A man is walking down a street using a flashlight to shine on the street. Suddenly, a truck is driving toward him and a couple of strangers come out of a car and kidnap him. The kidnapped man is Adolf Eichmann who was a German Nazi SS-lieutenant colonel and one of the major organizers of the holocaust.

Hannah Arendt, who fled Germany during Adolf Hitler’s rise to power, read an article saying Eichmann was seized by Israeli secret agents and taken to Israel. She is curious whether a trial would take place in Israel or not and if so, she wants to attend the trial. She suggests to a magazine called “The New Yorker” that she write an article about his trial for the magazine. Finally she can, so she flies to Israel and attends the trial. During the trial, she notices something unpredictable. She thought Eichmann would be a tough and strong man, but what she can see right now is a weak and sniffling man, who does not seem to be in charge of the Holocaust. She notes that he continually argues he is innocent by saying he just followed his commanders. She finds he just obeyed order well, and he would have never thought his actions would kill so many people. In Israel, she met many Jews and debated Eichmann’s deed with them. However, nobody agrees with her opinion. They just say Eichmann should be hanged. Coming back to New York, she and her friends debate why Eichmann would do that and what made him do that. One of her friends, Hans Jonas, is strongly against her opinion. Despite many doubts, she writes down what she saw in the trial and tries to figure out why Eichmann would do that.

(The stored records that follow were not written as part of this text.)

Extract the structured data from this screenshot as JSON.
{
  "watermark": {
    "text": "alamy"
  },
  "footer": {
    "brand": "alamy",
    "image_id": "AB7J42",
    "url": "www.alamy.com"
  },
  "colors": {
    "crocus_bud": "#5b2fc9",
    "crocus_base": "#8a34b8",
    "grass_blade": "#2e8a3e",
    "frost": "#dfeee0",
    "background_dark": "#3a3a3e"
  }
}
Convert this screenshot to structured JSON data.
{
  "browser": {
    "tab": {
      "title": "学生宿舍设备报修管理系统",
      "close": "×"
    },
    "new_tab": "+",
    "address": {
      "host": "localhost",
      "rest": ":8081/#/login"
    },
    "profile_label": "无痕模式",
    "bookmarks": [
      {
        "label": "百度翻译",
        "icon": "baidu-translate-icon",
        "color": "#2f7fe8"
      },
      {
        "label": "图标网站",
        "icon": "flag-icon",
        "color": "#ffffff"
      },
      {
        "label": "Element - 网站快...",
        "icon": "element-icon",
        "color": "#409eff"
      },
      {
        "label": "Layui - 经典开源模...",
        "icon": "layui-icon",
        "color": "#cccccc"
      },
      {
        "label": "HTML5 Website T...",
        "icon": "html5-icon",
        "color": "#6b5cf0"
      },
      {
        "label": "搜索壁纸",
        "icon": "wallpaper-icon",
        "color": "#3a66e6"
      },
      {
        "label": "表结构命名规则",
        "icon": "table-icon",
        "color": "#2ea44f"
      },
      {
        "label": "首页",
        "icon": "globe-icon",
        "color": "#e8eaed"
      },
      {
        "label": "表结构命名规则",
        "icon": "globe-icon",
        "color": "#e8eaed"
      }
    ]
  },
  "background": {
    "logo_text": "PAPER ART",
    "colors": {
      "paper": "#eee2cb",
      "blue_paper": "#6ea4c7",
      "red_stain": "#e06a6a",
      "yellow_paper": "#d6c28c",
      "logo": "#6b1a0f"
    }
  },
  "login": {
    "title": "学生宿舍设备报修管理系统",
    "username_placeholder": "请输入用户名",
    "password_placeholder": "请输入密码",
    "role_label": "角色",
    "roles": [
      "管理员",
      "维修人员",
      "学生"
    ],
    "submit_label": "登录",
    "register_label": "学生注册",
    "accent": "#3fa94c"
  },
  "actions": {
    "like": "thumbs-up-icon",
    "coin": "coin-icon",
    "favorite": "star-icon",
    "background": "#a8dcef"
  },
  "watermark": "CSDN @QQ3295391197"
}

After the article came out, Hannah Arendt was criticized by many Jewish public figures wondering how come a Jew defended Eichmann, the massive murderer. Most Jewish people accuse her of defending Eichmann, and after the article is controversial, she is asked to leave the college where she works. She rejects the resignation, but she wants to reveal her “real” meaning of the article which most Jewish people could have known if they read the article thoroughly. In her lecture, she says “this trial was about a new type of crime which did not previously exist. A court had to define Eichmann as a man on trial for his deeds. It was not a system or an ideology that was on trial, only a man. But Eichmann was a man who renounced all qualities of personhood, thus showing that great evil is committed by “nobodies” without motives or intentions.” She never argued Eichmann was innocent, but said he just obeyed orders without thinking it would be catastrophic because he was “unable to think,” which is she called the “banality of evil.” After the lecture, her friend Hans came to her and said he thought she changed her mind, but she did not, so he breaks off relations with her. Many other people do as well, aside from a few friends and family members, she eventually has no one around her until she died.

Banality of evil

The concept of the banality of evil is introduced in Hannah Arendt’s book named “Eichmann in Jerusalem.” She came up with its concept when she was at Adolf Eichmann’s trial and saw Eichmann continually argue he could not foresee the massacre his actions would bring but he just followed his boss’s command. Her thesis is that “Eichmann was not a fanatic or sociopath, but an extremely average person who relied on cliched defenses rather than thinking for himself and was motivated by professional promotion rather than ideology. Banality, in this sense, is not that Eichmann’s actions were ordinary, or that there is a potential Eichmann in all of us, but that his actions were motivated by a sort of stupidity which was wholly unexceptional.” She never denied that Eichmann was an anti-Semite, nor that he was fully responsible for his actions, but argued that these characteristics were secondary to his stupidity.


Oxy might have known about the toxicity of the humidifier sterilizer but they would not have had the intention to kill people. They just thought of the immediate benefits but did not think of the catastrophe their product would make, which actually took over 100 people’s lives. They did because they were “unable to think.” If they had been able to foresee that their product’s toxicity would kill people, 100 people would not have to have died. Likewise, if someone fails to think, it might lead to a catastrophe, which can be prevented if someone is able to think. So, we should always try to think about what results our actions may yield, and try to avoid the banality of evil.